It's official, we've hit the roughest patch of winter. That time when we're just about done with our snow boots and are itching for spring produce to hit the farmers' market. Unfortunately, we still have some cold weeks of staying inside ahead of us. To pass the time, we Tasting Table editors like to hunker down in our kitchens with chicken noodle soup or boozy hot cocoa and a good podcast. Here's what we're listening to right now, in no particular order.
① Heritage Radio Network: Roberta's is home to charred pizza beauties and a hoard of superb, rather niche podcasts from Heritage Radio Network, launched by Slow Food USA founder Patrick Martins. More than 30 shows are broadcast from the pizzeria's shipping containers, but our favorites are Cooking Issues, The Front Burner with Jimmy and Andrew and Radio Cherry Bombe. The first is a geeky look into the science with MOFAD founder and cocktail guy Dave Arnold. Case in point: A recent episode pondered ways to preserve the color of herb-based simple syrups and drawings shot out from a tattoo gun. The brand-new Front Burner, with Toqueland's Andrew Friedman and The Red Cat's Jimmy Bradley, is a sort of Meet the Press for chefs, discussing hard-hitting issues like pressure and drugs in the kitchen. And Cherry Bombe, hosted by the magazine's editorial director, Kerry Diamond, and creative director, Claudia Wu, features amazing women in the food world, from Whole Foods "forager" Elly Truesdell to Nigella Lawson.
② The Splendid Table: It's hard to not listen to a Julia Child-endorsed podcast. Like Child, host Lynne Rossetto Kasper is a grand dame of the culinary industry, always ready to help callers who reach out with cooking questions and to advise listeners on how to prepare a dish with the seemingly incongruous ingredients that gather in our refrigerators. Kasper's list of guests over the years is a who's who of contemporary food, including chefs, cookbook authors and journalists looking at the politics of food.
③ The Eater Upsell: Just one season in, the Upsell's hosts, Helen Rosner and Greg Morabito, have scored interviews with some of the country's most influential restaurant chefs, like John Besh, Hugh Acheson and Jessica Koslow. In the addictive first segment, Rosner and Morabito riff on the dining culture (particularly in New York), giving listeners an access to a game of insider's baseball, complete with sharp observations and takedowns.
④ The Bon Appétit Foodcast: Short and sweet, this is a great podcast to listen to while you're making coffee in the morning or a quick dinner—most episodes wrap just shy of the 30-minute mark. Editor-in-chief and main host Adam Rapoport chats with chefs and cookbook authors like Yotam Ottolenghi and Magnus Nilsson, but perhaps his greatest strength is shown when he talks with food director Carla Lalli Music. Rapoport freely admits what he does and doesn't know about cooking, and Music is an excellent teacher, walking him (and listeners) through cooking techniques and menu plans. If we could keep one person on speed dial the next time we're planning a dinner party, it would be Music.
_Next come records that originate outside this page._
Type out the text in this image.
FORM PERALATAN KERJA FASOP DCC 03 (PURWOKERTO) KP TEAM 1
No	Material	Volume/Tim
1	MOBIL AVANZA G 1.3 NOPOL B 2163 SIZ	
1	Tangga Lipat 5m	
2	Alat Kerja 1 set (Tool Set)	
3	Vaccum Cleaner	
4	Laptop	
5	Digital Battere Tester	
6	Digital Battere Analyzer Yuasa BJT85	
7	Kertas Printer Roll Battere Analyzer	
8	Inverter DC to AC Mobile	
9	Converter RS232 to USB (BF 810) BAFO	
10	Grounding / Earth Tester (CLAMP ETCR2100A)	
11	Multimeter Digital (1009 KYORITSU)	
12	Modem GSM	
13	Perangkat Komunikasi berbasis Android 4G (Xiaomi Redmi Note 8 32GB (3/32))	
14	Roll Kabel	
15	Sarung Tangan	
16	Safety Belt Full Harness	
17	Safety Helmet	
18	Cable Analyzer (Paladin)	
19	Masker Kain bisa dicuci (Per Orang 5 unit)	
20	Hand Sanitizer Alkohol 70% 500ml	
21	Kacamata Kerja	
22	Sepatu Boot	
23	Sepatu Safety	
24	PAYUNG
⑤ Good Food: Host Evan Kleiman is a veteran of food radio, helping pioneer its modern incarnation and never shying away from real issues in the food world. The scope of her KCRW show is expansive, covering everything from contemporary dining culture to regular interviews with restaurant critic Jonathan Gold to chats about cheddar. The short segment format allows listeners to dive in and out of what piques their interests. Not sure where to start with the show's deep archive? Head straight to her now-famous episode in which the once-anonymous authors of Thug Kitchen reveal their identity.
⑥ Grub Street Podcast: Think of this podcast as you do a night in with your friends, where the chatter can swing snobby and insular yet honest and the topics, well, topical. Now, replace your friends with Grub Street editor Alan Sytsma and New York Magazine restaurant critic Adam Platt. Here, the two curmudgeons talk about New York City dining, whether it's the classics like pizza or of-the-moment trends like ranking NYC's influx of fried chicken sandwich joints. Similar to The Eater Upsell, this is an insider's guide to eating out, but, here, the hosts are more focused on NYC's ebbs and flows with on-the-ground reporting, waiting out the crowds, interviewing fellow customers and chomping down on guac burgers at By Chloe.
⑦ Gastropod: Cohosts Cynthia Graber and Nicola Twilley geek out on subjects ranging from microbes to "peak booze." They invite experts on the show to dive deep with them into the history of certain foods and niche interests. You can imagine them listening intently to their guests in between their earnest questions and interjections with colorful personal experiences and endearing stories. Often needlessly self-deprecating and always charming, the humble and curious hosts totally make the show.